Sotto questo pezzo vedrete graficamente illustrata la pazza situazione italiana a livello di governatori regionali, 20 diversissimi tra loro, per personalità e alleanze, alcuni in scadenza da prorogare, altri insediati da poco, altri ancora a metà percorso. Fate attenzione al nesso. In queste ore e in questi giorni, sembra che ognuno di loro, specialmente i referenti delle Regioni che contano di più, vogliano fare a modo loro in materia di Fase 2.
Chi spostando la data, chi scegliendo le attività da riaprire prima delle altre, chi alleggerendo e chi restringendo. Ognuno di loro si sente investito di un potere più che straordinario, superiore al Governo, in grado di gestire singolarmente la faccenda.
Invece no, dovrà andare secondo noi diversamente. La Fase 2 è roba troppa delicata. Occorre studiare ogni dettaglio, senza fretta e soprattutto arrivando a decisioni, il più possibile condivise, chi portino il timbro preciso dello Stato centrale, dopo ampia consultazione col comitato scientifico ma anche col gruppo Colao da poco formato.
Non si tratta di essere a favore o contro De Luca, Zingaretti, Fontana, Zaia, Cirio, Toti, Emiliano, Rossi, Bonaccini, Musumeci e compagnia bella.
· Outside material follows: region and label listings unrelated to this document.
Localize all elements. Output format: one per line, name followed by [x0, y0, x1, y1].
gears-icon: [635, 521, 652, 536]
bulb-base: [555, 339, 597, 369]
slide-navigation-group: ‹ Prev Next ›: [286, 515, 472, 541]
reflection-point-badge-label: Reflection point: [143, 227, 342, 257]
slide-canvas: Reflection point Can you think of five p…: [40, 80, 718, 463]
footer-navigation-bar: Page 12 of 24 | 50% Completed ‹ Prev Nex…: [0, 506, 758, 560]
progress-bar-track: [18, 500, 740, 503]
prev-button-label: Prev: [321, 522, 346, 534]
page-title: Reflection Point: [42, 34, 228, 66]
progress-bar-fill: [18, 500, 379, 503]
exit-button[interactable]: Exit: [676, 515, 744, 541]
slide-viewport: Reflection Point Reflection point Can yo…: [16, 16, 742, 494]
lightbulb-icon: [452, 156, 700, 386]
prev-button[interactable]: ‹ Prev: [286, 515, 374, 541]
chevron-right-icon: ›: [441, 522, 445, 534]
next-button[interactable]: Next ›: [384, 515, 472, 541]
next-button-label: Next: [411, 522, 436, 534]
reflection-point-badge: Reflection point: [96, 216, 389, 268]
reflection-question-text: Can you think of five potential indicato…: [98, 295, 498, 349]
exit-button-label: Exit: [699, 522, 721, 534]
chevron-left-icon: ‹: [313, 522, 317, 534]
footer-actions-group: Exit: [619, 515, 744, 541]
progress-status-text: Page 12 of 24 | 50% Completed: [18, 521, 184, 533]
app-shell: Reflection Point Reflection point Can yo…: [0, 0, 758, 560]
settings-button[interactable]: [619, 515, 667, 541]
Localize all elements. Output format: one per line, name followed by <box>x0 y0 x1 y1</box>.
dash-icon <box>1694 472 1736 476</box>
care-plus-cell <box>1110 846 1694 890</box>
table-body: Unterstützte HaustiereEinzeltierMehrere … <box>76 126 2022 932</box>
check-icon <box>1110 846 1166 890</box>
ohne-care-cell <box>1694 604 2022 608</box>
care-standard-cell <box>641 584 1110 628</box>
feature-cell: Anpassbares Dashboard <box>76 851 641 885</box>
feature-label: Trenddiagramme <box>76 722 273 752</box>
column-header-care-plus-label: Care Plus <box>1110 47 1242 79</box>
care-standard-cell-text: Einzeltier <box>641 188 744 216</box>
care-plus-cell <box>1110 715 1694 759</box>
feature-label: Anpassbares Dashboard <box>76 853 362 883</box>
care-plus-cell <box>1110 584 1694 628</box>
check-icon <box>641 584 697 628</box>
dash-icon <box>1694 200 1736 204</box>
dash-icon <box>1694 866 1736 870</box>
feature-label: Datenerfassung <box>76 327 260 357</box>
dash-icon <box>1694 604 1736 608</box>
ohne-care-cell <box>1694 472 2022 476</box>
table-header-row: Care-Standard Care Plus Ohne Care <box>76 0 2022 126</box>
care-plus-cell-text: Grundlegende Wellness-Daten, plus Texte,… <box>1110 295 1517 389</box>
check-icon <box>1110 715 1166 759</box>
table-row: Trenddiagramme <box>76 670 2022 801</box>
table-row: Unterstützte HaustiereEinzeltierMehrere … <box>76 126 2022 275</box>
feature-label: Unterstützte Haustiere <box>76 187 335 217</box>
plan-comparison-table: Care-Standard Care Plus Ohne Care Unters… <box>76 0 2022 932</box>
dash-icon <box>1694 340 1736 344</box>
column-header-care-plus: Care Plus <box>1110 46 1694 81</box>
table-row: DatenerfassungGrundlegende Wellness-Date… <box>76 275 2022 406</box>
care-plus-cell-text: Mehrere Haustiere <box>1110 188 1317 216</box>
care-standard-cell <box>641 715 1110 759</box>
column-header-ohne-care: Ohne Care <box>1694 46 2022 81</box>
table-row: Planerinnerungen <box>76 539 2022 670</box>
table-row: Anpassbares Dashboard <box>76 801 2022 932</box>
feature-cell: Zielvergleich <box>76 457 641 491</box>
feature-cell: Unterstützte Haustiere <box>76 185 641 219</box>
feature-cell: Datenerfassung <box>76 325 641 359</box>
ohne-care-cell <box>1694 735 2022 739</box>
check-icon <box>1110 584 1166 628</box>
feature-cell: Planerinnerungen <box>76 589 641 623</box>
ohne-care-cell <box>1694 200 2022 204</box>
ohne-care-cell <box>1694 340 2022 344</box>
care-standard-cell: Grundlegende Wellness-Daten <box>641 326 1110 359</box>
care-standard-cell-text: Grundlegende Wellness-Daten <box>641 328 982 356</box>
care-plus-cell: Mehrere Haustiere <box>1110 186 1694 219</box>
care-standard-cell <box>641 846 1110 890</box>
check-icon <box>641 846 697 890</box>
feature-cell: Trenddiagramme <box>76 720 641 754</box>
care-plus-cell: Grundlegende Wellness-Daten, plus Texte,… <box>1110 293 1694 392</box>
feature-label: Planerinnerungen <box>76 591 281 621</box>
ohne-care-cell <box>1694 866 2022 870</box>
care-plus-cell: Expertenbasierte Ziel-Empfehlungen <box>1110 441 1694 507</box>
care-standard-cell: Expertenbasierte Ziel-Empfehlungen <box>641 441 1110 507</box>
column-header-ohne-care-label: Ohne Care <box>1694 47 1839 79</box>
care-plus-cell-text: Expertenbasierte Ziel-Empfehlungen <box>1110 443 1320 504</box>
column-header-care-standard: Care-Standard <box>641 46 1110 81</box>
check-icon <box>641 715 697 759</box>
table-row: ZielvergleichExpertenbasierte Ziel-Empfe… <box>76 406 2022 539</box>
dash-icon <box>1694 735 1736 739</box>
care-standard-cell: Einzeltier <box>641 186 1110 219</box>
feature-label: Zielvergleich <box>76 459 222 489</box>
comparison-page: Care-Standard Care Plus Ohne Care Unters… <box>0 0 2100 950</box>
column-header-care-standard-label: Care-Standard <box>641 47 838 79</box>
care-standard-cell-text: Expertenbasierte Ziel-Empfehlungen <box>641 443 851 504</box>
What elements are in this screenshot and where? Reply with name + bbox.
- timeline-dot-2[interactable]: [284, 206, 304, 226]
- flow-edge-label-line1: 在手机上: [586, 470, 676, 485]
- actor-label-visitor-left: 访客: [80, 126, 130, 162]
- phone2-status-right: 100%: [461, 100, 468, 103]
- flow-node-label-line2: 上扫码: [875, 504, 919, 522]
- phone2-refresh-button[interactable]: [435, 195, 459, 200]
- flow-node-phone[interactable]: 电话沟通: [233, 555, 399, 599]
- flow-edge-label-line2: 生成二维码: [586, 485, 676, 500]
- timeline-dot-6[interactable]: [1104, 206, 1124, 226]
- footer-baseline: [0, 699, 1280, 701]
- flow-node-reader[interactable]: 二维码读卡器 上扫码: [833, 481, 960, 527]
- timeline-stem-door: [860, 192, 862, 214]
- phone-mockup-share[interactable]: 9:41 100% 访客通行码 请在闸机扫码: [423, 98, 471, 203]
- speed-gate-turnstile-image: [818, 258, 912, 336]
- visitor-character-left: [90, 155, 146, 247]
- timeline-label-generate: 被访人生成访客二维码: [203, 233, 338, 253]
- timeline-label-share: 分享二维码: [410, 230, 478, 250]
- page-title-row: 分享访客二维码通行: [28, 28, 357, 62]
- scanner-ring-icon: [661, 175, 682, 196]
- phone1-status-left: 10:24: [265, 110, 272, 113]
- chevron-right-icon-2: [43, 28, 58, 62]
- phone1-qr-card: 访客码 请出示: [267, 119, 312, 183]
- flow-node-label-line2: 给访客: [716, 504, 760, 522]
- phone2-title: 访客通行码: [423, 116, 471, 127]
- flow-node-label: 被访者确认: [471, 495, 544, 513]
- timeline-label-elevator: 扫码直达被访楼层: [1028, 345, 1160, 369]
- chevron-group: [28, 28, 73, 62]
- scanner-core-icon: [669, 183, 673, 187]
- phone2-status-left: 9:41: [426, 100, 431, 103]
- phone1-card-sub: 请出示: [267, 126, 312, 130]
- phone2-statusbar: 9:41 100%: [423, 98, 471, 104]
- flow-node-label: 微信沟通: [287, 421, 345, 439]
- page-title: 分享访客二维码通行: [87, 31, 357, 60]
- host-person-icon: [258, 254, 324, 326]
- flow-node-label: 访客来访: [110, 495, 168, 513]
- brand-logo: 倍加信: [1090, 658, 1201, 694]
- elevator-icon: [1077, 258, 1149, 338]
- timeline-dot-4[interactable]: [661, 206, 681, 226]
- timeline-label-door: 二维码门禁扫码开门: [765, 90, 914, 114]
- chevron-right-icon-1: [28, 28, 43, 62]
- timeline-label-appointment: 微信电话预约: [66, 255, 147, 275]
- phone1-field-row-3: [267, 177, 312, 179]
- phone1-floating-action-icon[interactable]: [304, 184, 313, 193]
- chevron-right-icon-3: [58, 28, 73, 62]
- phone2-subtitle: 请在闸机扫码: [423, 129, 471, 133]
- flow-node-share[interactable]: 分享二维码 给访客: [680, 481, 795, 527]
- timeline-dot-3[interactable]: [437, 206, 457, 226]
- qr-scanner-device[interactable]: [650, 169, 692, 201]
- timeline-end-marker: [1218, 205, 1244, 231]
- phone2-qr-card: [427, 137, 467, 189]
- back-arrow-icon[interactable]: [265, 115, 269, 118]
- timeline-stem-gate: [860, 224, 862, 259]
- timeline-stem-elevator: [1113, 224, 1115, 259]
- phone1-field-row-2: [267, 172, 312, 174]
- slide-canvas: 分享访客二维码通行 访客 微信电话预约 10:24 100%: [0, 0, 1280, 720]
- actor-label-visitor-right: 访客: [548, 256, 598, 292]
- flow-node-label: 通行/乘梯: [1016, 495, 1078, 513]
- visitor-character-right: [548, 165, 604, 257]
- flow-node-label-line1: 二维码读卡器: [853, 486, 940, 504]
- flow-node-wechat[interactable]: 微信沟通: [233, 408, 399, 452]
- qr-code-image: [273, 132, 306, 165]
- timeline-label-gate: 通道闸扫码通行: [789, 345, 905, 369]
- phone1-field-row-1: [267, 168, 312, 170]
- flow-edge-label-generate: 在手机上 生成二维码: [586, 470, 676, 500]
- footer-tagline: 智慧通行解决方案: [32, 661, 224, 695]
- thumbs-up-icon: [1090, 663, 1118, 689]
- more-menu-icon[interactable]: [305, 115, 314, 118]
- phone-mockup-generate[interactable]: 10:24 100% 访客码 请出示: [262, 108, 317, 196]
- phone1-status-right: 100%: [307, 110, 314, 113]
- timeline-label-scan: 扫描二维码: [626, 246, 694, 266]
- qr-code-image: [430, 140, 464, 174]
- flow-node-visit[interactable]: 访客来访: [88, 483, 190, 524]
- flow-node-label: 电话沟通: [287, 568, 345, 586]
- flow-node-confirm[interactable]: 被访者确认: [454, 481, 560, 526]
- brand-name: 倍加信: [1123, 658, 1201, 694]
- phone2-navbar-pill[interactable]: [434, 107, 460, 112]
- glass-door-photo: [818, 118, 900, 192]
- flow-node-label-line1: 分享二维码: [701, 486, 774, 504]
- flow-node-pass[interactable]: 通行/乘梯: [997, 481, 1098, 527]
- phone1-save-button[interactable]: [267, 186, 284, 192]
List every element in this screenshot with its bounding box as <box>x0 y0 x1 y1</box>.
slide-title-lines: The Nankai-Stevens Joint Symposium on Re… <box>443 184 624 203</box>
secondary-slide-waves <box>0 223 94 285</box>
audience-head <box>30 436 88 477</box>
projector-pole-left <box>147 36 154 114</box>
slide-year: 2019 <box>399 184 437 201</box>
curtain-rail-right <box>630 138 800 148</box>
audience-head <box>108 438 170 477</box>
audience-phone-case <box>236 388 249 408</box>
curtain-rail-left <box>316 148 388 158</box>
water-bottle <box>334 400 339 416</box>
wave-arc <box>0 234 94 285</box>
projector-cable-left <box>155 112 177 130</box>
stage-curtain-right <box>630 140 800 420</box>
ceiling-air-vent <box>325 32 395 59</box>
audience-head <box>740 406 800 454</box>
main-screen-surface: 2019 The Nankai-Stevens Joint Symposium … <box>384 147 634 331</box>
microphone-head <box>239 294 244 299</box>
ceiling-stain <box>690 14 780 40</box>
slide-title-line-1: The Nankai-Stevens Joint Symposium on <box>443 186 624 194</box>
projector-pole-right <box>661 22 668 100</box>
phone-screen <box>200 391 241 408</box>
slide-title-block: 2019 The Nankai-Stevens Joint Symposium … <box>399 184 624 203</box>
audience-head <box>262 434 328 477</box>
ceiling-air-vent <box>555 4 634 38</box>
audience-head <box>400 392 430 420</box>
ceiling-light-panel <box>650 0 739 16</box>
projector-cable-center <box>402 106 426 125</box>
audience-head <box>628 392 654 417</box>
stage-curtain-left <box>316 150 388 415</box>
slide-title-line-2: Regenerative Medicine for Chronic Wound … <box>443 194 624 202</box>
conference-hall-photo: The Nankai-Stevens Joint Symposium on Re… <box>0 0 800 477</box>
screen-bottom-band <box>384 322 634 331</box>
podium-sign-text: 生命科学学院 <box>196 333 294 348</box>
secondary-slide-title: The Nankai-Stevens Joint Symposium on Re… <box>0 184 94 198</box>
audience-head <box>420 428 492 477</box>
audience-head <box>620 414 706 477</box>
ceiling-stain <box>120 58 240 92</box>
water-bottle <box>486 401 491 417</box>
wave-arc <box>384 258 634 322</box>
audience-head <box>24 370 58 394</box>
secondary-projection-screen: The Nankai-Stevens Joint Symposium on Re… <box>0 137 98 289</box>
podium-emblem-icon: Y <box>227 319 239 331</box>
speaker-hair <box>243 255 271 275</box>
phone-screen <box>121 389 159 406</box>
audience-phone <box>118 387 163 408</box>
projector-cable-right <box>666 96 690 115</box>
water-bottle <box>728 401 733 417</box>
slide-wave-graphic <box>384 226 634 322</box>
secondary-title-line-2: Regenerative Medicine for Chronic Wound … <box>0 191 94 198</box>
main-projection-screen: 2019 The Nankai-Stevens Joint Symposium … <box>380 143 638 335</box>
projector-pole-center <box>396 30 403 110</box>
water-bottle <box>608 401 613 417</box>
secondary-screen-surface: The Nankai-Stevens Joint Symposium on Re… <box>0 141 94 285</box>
Si tratta di usare il raziocinio, con direttive univoche, senza ordinanze geografiche sparse che potrebbero scontentare tutti e generare nuove recriminazioni. Cari Governatori, un pò di pazienza, stavolta mettetevi da parte. Fate decidere lo Stato centrale, il Governo, persino coi consigli dell’opposizione. Ma ora è tempo di silenzio. Ogni giorno migliaia di esternazioni su cosa, chi, come e quando aprire. Un balletto stucchevole che serve solo al culto, già notevole, delle vostre personalità.